A federal judge in New York struck down age limits Friday on access to the morning-after pill, drawing impassioned reactions among Ohioans who remain split over the controversial subject. Some praised it as an overdue, common-sense approach, while others said it violates parents’ rights to make medical decisions for their children.
Judge Edward R. Korman of U.S. District Court ruled that the government must make the morning-after pill available over the counter for all ages, instead of requiring a prescription for girls 16 and younger. The order overturned a 2011 decision by Health and Human Services Secretary Kathleen Sebelius to require a prescription for girls under 17.
“This should shock the conscience of every parent in the nation,” said Michael Gonidakis, executive director of Ohio Right to Life. “It’s against the moral fabric of our society for girls 12 and 13 to get a morning-after pill just as easily as if it were aspirin.”
Kellie Copeland, executive director of NARAL Pro-Choice Ohio, said she was elated by the ruling. “For a long time, all the medical experts have agreed this medication needs to be available to women. It’s a second chance when birth control fails or you didn’t use birth control. It helps to avoid unwanted pregnancies and also abortions.”
Korman ordered the Food and Drug Administration to lift age restrictions on Plan B One-Step and all generic versions within 30 days, describing the government’s refusal to lift restrictions, despite a previous FDA recommendation to do so, as “arbitrary, capricious, and unreasonable.”
Last year, The American College of Obstetricians and Gynecologists recommended that oral contraceptives be sold over the counter in an effort to reduce unwanted pregnancies.
Planned Parenthood sent out a message to all its chapters, including Planned Parenthood Southwest Ohio, saying it will encourage the FDA to enforce the ruling. “Our hope is that it will stick,” said local agency spokesman Rick Pender. “This is an overdue step that will benefit women of all ages.”
Gonidakis, however, said, “The Obama administration is reviewing the decision, and we don’t believe it will stand. We expect an immediate injunction by the Court of Appeals. It is so far outside of mainstream America.”
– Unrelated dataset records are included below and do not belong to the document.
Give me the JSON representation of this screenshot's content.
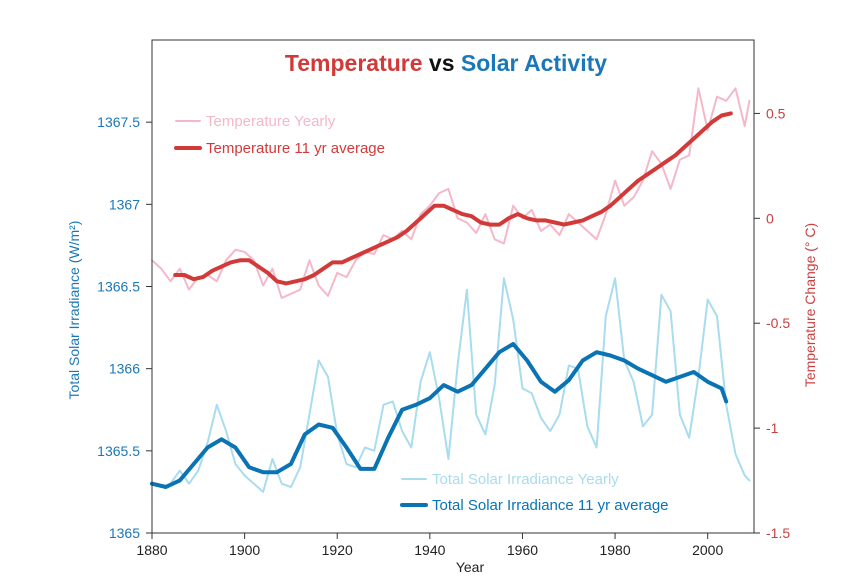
{
  "chart_data": {
    "type": "line",
    "title": {
      "part1": "Temperature",
      "part2": " vs ",
      "part3": "Solar Activity"
    },
    "xlabel": "Year",
    "ylabel_left": "Total Solar Irradiance (W/m²)",
    "ylabel_right": "Temperature Change (° C)",
    "xlim": [
      1880,
      2010
    ],
    "ylim_left": [
      1365,
      1368
    ],
    "ylim_right": [
      -1.5,
      0.85
    ],
    "x_ticks": [
      "1880",
      "1900",
      "1920",
      "1940",
      "1960",
      "1980",
      "2000"
    ],
    "y_left_ticks": [
      "1365",
      "1365.5",
      "1366",
      "1366.5",
      "1367",
      "1367.5"
    ],
    "y_right_ticks": [
      "-1.5",
      "-1",
      "-0.5",
      "0",
      "0.5"
    ],
    "colors": {
      "temp_yearly": "#f4b8c8",
      "temp_avg": "#d23a3a",
      "tsi_yearly": "#a9dcee",
      "tsi_avg": "#0a73b3",
      "title_black": "#111111",
      "left_axis": "#1a78b8",
      "right_axis": "#c94040"
    },
    "legend_temp": [
      {
        "name": "Temperature Yearly",
        "color": "#f4b8c8",
        "width": 2
      },
      {
        "name": "Temperature 11 yr average",
        "color": "#d23a3a",
        "width": 4
      }
    ],
    "legend_tsi": [
      {
        "name": "Total Solar Irradiance Yearly",
        "color": "#a9dcee",
        "width": 2
      },
      {
        "name": "Total Solar Irradiance 11 yr average",
        "color": "#0a73b3",
        "width": 4
      }
    ],
    "series": [
      {
        "name": "Temperature Yearly",
        "axis": "right",
        "x": [
          1880,
          1882,
          1884,
          1886,
          1888,
          1890,
          1892,
          1894,
          1896,
          1898,
          1900,
          1902,
          1904,
          1906,
          1908,
          1910,
          1912,
          1914,
          1916,
          1918,
          1920,
          1922,
          1924,
          1926,
          1928,
          1930,
          1932,
          1934,
          1936,
          1938,
          1940,
          1942,
          1944,
          1946,
          1948,
          1950,
          1952,
          1954,
          1956,
          1958,
          1960,
          1962,
          1964,
          1966,
          1968,
          1970,
          1972,
          1974,
          1976,
          1978,
          1980,
          1982,
          1984,
          1986,
          1988,
          1990,
          1992,
          1994,
          1996,
          1998,
          2000,
          2002,
          2004,
          2006,
          2008,
          2009
        ],
        "y": [
          -0.2,
          -0.24,
          -0.3,
          -0.24,
          -0.34,
          -0.28,
          -0.27,
          -0.3,
          -0.2,
          -0.15,
          -0.16,
          -0.2,
          -0.32,
          -0.24,
          -0.38,
          -0.36,
          -0.34,
          -0.2,
          -0.32,
          -0.37,
          -0.26,
          -0.28,
          -0.2,
          -0.16,
          -0.17,
          -0.08,
          -0.1,
          -0.06,
          -0.1,
          0.02,
          0.06,
          0.12,
          0.14,
          0.0,
          -0.02,
          -0.07,
          0.02,
          -0.1,
          -0.12,
          0.06,
          0.0,
          0.04,
          -0.06,
          -0.03,
          -0.08,
          0.02,
          -0.02,
          -0.06,
          -0.1,
          0.02,
          0.18,
          0.06,
          0.1,
          0.18,
          0.32,
          0.26,
          0.14,
          0.28,
          0.3,
          0.62,
          0.42,
          0.58,
          0.56,
          0.62,
          0.44,
          0.56
        ]
      },
      {
        "name": "Temperature 11 yr average",
        "axis": "right",
        "x": [
          1885,
          1887,
          1889,
          1891,
          1893,
          1895,
          1897,
          1899,
          1901,
          1903,
          1905,
          1907,
          1909,
          1911,
          1913,
          1915,
          1917,
          1919,
          1921,
          1923,
          1925,
          1927,
          1929,
          1931,
          1933,
          1935,
          1937,
          1939,
          1941,
          1943,
          1945,
          1947,
          1949,
          1951,
          1953,
          1955,
          1957,
          1959,
          1961,
          1963,
          1965,
          1967,
          1969,
          1971,
          1973,
          1975,
          1977,
          1979,
          1981,
          1983,
          1985,
          1987,
          1989,
          1991,
          1993,
          1995,
          1997,
          1999,
          2001,
          2003,
          2005
        ],
        "y": [
          -0.27,
          -0.27,
          -0.29,
          -0.28,
          -0.25,
          -0.23,
          -0.21,
          -0.2,
          -0.2,
          -0.23,
          -0.26,
          -0.3,
          -0.31,
          -0.3,
          -0.29,
          -0.27,
          -0.24,
          -0.21,
          -0.21,
          -0.19,
          -0.17,
          -0.15,
          -0.13,
          -0.11,
          -0.09,
          -0.06,
          -0.02,
          0.02,
          0.06,
          0.06,
          0.04,
          0.02,
          0.01,
          -0.02,
          -0.03,
          -0.03,
          0.0,
          0.02,
          0.0,
          -0.01,
          -0.01,
          -0.02,
          -0.03,
          -0.02,
          -0.01,
          0.01,
          0.03,
          0.06,
          0.1,
          0.14,
          0.18,
          0.21,
          0.24,
          0.27,
          0.3,
          0.34,
          0.38,
          0.42,
          0.46,
          0.49,
          0.5
        ]
      },
      {
        "name": "Total Solar Irradiance Yearly",
        "axis": "left",
        "x": [
          1880,
          1882,
          1884,
          1886,
          1888,
          1890,
          1892,
          1894,
          1896,
          1898,
          1900,
          1902,
          1904,
          1906,
          1908,
          1910,
          1912,
          1914,
          1916,
          1918,
          1920,
          1922,
          1924,
          1926,
          1928,
          1930,
          1932,
          1934,
          1936,
          1938,
          1940,
          1942,
          1944,
          1946,
          1948,
          1950,
          1952,
          1954,
          1956,
          1958,
          1960,
          1962,
          1964,
          1966,
          1968,
          1970,
          1972,
          1974,
          1976,
          1978,
          1980,
          1982,
          1984,
          1986,
          1988,
          1990,
          1992,
          1994,
          1996,
          1998,
          2000,
          2002,
          2004,
          2006,
          2008,
          2009
        ],
        "y": [
          1365.3,
          1365.28,
          1365.3,
          1365.38,
          1365.3,
          1365.38,
          1365.55,
          1365.78,
          1365.62,
          1365.42,
          1365.35,
          1365.3,
          1365.25,
          1365.45,
          1365.3,
          1365.28,
          1365.4,
          1365.72,
          1366.05,
          1365.95,
          1365.6,
          1365.42,
          1365.4,
          1365.52,
          1365.5,
          1365.78,
          1365.8,
          1365.62,
          1365.52,
          1365.92,
          1366.1,
          1365.82,
          1365.45,
          1366.02,
          1366.48,
          1365.72,
          1365.6,
          1365.9,
          1366.55,
          1366.3,
          1365.88,
          1365.85,
          1365.7,
          1365.62,
          1365.72,
          1366.02,
          1366.0,
          1365.65,
          1365.52,
          1366.32,
          1366.55,
          1366.05,
          1365.92,
          1365.65,
          1365.72,
          1366.45,
          1366.35,
          1365.72,
          1365.58,
          1365.95,
          1366.42,
          1366.32,
          1365.78,
          1365.48,
          1365.35,
          1365.32
        ]
      },
      {
        "name": "Total Solar Irradiance 11 yr average",
        "axis": "left",
        "x": [
          1880,
          1883,
          1886,
          1889,
          1892,
          1895,
          1898,
          1901,
          1904,
          1907,
          1910,
          1913,
          1916,
          1919,
          1922,
          1925,
          1928,
          1931,
          1934,
          1937,
          1940,
          1943,
          1946,
          1949,
          1952,
          1955,
          1958,
          1961,
          1964,
          1967,
          1970,
          1973,
          1976,
          1979,
          1982,
          1985,
          1988,
          1991,
          1994,
          1997,
          2000,
          2003,
          2004
        ],
        "y": [
          1365.3,
          1365.28,
          1365.32,
          1365.42,
          1365.52,
          1365.57,
          1365.52,
          1365.4,
          1365.37,
          1365.37,
          1365.42,
          1365.6,
          1365.66,
          1365.64,
          1365.52,
          1365.39,
          1365.39,
          1365.58,
          1365.75,
          1365.78,
          1365.82,
          1365.9,
          1365.86,
          1365.9,
          1366.0,
          1366.1,
          1366.15,
          1366.05,
          1365.92,
          1365.86,
          1365.93,
          1366.05,
          1366.1,
          1366.08,
          1366.05,
          1366.0,
          1365.96,
          1365.92,
          1365.95,
          1365.98,
          1365.92,
          1365.88,
          1365.8
        ]
      }
    ]
  }
}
State Sen. Peggy Lehner, R-Kettering, “When it comes to drugs, you have to be old enough to understand the potential side effects, and I don’t think the child has that level of understanding. If you allow a 12-year-old and a 13-year-old to make their own medical decisions, that’s setting a precedent that is a lot bigger than this issue itself — the idea that we’ll take health-care decisions away from parents.”
But Copeland and Pender said the previous restrictions placed undue burdens on women of all ages, requiring them to ask for the medication at the pharmacist’s window because it couldn’t be sold over the counter. That meant more limited hours and more potential embarrassment or intimidation. “Showing your ID and going through the pharmacist can be intimidating even for women over 17,” Copeland said. “There can be some shaming, some attitude and some judging.”
Added Pender, “Now there will be no scrutiny in the drug store that might turn women away, and no waiting until the next morning if the pharmacy window is closed.”
Lehner is such a believer in parental consent that she’s currently sponsoring a bill that would require parental consent for minors to use tanning beds. She’s outraged that a federal judge would take away parental consent on a far more important issue. “We should be encouraging conversations between parents and children, not shutting them down,” she said. “With this ruling, we’re sending the message as a society that we think our kids are mature enough to handle this on their own. Is that really what we want to say to our 14- and 15-year-olds?”
Added Gonidakis, “We shouldn’t build brick wall between children and parents. I have a 6-year-old daughter and a 10-month-old son, and I’m worried. You want your government to protect your child.”
Copeland is equally impassioned. “It boggles the mind that day after day we have to fight for contraception,” she said. “That’s what happens when you have people so out of touch with the people they are supposed to represent, when you have politicians sticking their noses where they don’t belong, in women’s health care.”
The U.S. Justice Department said Friday it was considering an appeal of Korman’s ruling.
Scientists, including those at the FDA, have been recommending unrestricted access for years, as have major medical groups, including the American Medical Association, the American Congress of Obstetricians and Gynecologists, and the American Academy of Pediatrics. In 2011, the FDA commissioner, Dr. Margaret A. Hamburg, issued a statement saying that after rigorous study the agency concluded it was safe to sell Plan B One-Step over the counter. But she was overruled by Sebelius, the first time such a public countermanding had occurred.
The New York Times contributed to this report.